On his return from Germany, Professor Ruchi Ram Sahni became more involved in political and social movements in Punjab. He retired as a senior Professor of Chemistry from Govt. College, Lahore in April 1918 and fully immersed himself in the freedom struggle being waged against the British Empire by the Congress. He was deputed by Mahatma Gandhi to visit Guru ka Bagh Morcha (Amritsar district) in 1921 where the brave Sikhs offered non-violent resistance to the British and won the battle for possession of Gurdwara. Professor Sahni was so much involved in Sikh affairs of his time that he gave an eye-witness account of the Sikh struggle for liberation of their religious shrines in his well-documented book "Gurdwara Reform Movement". He was a founder Trustee of "The Tribune" which started its publication from Lahore, and a founder member of Dyal Singh College and Library, also set up in Lahore.

==Family==
Ruchi Ram was married to Ishwari Devi. The pair had 5 sons Bikramjit, Birbal, Bodh Raj, Manohar Lal, Mulk Raj and 4 daughters Ram Rakhi Chandiok, Lajwanti Sabherwal, Leelawati Kohli, and Lakhwanti Malhotra. His eldest son Bikramjit Sahni studied medicine from Edinburgh and London, the second son Birbal was DSc (Cambridge), Scd, Cantab.FRS, third son was Bodh Raj Bar-at-Law, London, fourth Manohar Lal, a Rubber Technologist, UK and fifth was Mulk Raj PhD, ScD, Cantab; DSc Imperial College, London.

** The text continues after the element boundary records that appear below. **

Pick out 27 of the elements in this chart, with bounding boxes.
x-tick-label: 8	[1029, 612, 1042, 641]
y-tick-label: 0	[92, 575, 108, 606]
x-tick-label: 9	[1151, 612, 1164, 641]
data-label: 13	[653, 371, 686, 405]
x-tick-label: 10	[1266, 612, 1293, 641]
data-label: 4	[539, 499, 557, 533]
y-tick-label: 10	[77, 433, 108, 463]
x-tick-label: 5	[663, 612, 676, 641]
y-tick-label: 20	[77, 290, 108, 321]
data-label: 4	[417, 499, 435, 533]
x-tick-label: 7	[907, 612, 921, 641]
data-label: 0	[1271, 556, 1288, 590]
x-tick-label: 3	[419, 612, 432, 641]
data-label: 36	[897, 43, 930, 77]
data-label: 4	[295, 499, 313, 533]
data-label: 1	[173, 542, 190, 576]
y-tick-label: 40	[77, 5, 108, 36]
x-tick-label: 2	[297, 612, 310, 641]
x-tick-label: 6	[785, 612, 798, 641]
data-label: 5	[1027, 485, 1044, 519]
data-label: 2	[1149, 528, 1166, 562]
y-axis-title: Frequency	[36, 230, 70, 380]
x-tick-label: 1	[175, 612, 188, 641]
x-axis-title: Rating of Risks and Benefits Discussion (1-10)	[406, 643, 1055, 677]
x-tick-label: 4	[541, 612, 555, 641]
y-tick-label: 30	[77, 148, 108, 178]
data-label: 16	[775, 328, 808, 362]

Birbal Sahni established the Birbal Sahni Institute of Palaeobotany in Lucknow, India. While Mulk Raj Sahni founded Department of Geology at Panjab University, Chandigarh India and published two papers in Nature. Among Ruchi Ram`s daughters Leelawati was the first women graduate of Panjab University. Several of Ruchi Rams grandsons and granddaughters went on to become renowned educationist. Among them Prof Ashok Sahni followed the traditions of his father Mulk Raj and Uncle Birbal and became Prof. of Paleogeology at Punjab University Chandigarh. He has about 90 peer reviewed publication in International journals including several in renowned journals- Science and Nature. Ashok Sahni discovered fossils of new species of Indian Dinosaurs.